Third, Vivado achieves better timing closure.  This means that it is easier to get the design to run at the correct clock speed.  It also opens the door to increasing the clock speed in the future.

Finally, we are now somewhat future-proofed for ongoing development for the foreseeable future.

While most of the changes have been in the background, there are a few practical differences.  One of those is that various fixes along the way have improved our Bouldermark score somewhat to 38,980 (up from about 31,000).  This means we have a Bouldermark score 124x that of a stock C64. However, as previously explained, Bouldermark is a bit non-linear, in that the first few hundred points are quite a lot harder to get than the majority.
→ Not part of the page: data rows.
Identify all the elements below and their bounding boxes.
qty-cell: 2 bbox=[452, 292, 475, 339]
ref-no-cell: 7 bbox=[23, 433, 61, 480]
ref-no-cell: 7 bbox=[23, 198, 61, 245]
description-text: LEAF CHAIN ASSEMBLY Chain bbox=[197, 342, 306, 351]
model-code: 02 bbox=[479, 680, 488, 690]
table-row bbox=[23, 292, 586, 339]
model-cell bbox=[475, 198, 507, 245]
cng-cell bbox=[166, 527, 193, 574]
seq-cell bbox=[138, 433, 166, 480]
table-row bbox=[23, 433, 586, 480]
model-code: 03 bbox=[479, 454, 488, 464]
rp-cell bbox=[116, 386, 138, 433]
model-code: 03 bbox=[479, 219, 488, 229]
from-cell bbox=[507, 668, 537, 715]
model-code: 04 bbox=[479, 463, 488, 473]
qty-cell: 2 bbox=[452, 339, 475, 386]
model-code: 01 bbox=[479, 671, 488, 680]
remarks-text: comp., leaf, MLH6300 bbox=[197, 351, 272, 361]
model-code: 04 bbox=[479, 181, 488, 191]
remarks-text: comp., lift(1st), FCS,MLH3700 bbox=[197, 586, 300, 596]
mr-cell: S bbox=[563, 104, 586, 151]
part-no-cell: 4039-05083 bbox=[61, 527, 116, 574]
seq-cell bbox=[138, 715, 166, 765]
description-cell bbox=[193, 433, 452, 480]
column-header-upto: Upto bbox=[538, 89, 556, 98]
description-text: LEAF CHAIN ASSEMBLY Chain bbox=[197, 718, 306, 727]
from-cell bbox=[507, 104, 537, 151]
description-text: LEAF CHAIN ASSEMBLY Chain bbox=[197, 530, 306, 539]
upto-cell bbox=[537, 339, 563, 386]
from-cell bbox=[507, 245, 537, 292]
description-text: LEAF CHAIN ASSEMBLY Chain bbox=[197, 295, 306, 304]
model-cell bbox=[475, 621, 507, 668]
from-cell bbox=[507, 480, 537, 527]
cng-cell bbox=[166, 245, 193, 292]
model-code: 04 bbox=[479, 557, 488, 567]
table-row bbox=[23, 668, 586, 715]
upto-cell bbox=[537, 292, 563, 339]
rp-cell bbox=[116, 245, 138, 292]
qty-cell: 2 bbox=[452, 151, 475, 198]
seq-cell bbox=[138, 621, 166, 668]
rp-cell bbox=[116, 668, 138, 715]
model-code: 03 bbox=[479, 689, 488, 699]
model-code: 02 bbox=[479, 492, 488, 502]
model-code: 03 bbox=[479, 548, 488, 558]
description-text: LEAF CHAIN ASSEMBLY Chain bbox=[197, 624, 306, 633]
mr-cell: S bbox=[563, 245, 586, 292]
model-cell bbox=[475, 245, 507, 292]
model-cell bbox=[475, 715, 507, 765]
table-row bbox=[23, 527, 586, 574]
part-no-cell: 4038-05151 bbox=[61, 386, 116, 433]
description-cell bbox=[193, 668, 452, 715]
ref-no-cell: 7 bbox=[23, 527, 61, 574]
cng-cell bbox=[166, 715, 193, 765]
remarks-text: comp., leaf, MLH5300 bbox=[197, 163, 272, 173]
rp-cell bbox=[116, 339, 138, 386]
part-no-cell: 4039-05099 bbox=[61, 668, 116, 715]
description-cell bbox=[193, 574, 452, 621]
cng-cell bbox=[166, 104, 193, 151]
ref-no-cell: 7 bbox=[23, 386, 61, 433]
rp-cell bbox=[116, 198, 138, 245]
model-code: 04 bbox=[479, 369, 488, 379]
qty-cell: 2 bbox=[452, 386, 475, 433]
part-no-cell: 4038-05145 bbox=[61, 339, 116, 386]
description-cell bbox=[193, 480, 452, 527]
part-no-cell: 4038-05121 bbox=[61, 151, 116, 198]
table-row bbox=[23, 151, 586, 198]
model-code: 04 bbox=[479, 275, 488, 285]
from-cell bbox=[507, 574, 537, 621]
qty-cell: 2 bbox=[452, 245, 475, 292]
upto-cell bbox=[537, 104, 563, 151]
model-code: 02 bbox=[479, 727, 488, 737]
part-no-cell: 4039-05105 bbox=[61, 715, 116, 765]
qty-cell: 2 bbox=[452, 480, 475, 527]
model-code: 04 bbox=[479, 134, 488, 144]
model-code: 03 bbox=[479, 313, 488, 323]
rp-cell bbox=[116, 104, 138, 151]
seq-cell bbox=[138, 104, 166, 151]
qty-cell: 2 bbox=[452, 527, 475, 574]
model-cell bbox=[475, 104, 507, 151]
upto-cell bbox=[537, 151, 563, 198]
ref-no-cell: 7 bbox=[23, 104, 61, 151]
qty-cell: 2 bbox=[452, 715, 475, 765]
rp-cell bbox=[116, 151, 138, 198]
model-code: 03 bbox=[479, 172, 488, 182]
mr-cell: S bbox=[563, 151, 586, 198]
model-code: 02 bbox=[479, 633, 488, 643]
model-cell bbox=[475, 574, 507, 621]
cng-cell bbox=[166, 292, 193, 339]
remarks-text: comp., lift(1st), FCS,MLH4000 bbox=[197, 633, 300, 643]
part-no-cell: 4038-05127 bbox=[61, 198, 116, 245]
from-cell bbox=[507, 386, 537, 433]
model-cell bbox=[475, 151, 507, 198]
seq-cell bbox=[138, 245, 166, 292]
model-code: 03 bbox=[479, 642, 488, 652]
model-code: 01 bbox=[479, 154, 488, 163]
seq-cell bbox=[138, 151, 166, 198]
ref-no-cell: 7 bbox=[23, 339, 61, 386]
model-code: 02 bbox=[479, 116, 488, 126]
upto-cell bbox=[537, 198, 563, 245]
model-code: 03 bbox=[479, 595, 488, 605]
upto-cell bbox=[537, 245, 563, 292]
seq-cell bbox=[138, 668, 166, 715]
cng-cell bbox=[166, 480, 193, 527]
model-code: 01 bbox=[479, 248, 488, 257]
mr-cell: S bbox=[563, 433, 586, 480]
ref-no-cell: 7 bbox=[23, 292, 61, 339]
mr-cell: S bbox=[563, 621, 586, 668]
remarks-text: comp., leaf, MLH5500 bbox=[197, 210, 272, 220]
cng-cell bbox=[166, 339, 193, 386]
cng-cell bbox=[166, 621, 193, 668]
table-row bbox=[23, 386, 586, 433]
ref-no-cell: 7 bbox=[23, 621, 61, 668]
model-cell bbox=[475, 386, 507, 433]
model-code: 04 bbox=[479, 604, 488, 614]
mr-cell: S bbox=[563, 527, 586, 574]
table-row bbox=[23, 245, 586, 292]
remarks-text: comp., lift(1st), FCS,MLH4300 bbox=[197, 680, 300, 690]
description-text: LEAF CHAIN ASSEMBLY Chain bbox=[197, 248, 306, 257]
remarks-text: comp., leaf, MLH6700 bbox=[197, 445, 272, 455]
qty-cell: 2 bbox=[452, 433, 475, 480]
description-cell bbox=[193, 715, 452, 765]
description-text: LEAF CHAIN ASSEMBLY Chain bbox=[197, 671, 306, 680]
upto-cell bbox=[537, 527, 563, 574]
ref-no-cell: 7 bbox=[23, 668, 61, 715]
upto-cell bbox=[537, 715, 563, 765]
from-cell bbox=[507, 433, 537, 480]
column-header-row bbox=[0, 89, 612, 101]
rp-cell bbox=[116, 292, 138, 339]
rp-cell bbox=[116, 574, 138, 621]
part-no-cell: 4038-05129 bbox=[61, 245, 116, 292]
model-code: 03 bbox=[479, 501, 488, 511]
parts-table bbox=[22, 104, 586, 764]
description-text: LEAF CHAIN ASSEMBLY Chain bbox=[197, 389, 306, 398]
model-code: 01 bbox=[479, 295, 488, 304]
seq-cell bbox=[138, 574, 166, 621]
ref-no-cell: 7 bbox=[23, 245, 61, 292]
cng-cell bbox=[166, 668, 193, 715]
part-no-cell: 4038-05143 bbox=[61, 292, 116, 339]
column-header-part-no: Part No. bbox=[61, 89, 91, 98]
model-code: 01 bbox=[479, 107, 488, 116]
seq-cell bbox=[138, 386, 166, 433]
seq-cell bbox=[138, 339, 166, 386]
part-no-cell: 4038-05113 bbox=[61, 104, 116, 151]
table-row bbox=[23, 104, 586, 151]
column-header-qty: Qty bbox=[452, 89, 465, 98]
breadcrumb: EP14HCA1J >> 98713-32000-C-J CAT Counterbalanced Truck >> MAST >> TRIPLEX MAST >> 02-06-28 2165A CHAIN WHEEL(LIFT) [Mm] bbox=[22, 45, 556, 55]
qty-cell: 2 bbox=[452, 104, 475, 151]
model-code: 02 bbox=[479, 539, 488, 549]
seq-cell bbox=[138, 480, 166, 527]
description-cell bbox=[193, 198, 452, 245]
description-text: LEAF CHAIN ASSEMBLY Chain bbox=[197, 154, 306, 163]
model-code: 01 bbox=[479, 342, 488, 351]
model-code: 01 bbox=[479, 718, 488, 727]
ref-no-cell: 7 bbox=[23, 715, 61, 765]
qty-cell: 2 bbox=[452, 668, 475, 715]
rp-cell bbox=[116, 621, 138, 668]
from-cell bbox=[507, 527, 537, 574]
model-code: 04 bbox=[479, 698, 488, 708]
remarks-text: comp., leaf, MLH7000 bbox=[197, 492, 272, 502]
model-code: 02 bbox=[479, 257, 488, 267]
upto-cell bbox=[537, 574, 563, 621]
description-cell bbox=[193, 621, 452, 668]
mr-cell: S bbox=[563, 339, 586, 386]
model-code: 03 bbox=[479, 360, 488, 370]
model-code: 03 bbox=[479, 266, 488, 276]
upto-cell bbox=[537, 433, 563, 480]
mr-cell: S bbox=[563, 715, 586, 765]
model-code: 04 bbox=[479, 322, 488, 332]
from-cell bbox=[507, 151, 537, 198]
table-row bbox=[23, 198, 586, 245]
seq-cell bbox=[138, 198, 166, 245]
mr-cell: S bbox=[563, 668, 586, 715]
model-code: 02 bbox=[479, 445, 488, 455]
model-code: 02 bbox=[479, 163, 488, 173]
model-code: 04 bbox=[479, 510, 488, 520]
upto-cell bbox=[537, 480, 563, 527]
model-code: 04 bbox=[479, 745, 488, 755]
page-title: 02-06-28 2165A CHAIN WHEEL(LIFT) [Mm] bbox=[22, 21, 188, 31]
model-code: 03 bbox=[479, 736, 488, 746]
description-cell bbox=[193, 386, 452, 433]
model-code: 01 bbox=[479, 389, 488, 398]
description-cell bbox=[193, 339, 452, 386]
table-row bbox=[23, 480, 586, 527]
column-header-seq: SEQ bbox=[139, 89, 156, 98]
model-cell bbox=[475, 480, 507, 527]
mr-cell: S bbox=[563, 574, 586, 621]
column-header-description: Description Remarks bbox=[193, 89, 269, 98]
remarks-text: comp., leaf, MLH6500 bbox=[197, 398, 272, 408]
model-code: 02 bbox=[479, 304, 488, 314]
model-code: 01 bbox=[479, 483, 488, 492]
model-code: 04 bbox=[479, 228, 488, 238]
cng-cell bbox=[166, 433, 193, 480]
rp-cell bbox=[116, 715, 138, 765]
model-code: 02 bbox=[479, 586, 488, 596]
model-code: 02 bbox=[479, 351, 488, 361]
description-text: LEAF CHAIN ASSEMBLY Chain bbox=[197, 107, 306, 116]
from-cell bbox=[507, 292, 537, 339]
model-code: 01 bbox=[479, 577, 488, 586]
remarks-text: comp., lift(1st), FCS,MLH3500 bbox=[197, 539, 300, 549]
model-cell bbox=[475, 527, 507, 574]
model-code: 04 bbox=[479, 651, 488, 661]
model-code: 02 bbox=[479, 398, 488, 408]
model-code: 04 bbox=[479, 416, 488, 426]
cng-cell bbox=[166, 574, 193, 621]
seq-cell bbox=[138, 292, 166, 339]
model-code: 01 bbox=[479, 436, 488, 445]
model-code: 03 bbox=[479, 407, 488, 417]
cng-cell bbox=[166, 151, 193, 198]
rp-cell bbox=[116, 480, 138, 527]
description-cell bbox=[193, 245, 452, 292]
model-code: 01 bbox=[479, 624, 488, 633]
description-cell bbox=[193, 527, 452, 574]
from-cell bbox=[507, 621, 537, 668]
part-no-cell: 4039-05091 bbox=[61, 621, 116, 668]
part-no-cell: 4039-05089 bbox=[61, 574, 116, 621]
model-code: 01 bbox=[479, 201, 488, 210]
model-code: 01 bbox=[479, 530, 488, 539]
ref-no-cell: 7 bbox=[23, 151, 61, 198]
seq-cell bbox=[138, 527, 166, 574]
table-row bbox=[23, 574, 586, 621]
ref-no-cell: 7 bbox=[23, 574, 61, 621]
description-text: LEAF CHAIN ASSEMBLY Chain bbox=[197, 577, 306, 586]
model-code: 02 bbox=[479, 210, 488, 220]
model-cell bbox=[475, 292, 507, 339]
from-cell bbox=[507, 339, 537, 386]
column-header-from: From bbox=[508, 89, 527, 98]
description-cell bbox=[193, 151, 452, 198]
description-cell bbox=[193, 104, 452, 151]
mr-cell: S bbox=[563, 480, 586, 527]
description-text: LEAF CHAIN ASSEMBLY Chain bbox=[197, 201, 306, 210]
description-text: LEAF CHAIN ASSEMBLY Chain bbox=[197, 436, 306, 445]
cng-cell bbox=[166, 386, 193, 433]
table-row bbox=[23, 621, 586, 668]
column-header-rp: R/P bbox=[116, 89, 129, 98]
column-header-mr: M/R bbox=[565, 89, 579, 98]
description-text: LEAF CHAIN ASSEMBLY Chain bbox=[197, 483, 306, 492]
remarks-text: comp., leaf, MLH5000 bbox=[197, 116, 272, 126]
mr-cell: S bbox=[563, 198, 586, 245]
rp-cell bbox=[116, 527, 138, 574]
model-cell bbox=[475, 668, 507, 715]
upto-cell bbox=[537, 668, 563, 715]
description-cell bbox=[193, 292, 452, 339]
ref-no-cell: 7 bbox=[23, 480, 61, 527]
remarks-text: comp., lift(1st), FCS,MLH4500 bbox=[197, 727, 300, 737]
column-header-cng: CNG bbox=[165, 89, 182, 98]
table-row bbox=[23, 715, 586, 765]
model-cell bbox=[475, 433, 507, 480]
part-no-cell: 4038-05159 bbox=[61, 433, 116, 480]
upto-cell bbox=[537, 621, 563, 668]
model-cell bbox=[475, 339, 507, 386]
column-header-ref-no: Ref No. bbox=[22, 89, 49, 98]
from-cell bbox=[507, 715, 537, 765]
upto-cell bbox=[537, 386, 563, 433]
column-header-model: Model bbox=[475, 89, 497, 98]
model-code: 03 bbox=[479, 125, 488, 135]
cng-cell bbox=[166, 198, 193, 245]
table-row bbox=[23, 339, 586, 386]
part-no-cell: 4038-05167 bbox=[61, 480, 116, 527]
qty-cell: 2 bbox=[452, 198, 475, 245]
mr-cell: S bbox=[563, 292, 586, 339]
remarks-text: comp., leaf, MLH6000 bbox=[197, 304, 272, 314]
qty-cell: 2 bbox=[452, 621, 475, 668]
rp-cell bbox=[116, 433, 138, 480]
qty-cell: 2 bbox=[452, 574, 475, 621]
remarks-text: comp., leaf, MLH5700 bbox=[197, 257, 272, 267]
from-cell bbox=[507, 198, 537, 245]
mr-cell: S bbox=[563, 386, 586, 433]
This is consistent with the results of the Chameleon 64, which gets a Bouldermark score of 44.62x, but only 10.79x on Synthmark (our current Synthmark score is, for reference, 51x).



Kenneth gets an extra gold star for having found and fixed a problem with self-modifying code that was previously causing Bouldermark (and presumably other things) to not run stably.  This was all part of the same memory access semantics problems: In this case, it was possible for the CPU to begin fetching the next instruction before the RAM had time to update internally to present the updated value.  While this sounds absurd, when the clock cycles are only 20ns, propagation time inside components becomes a real consideration.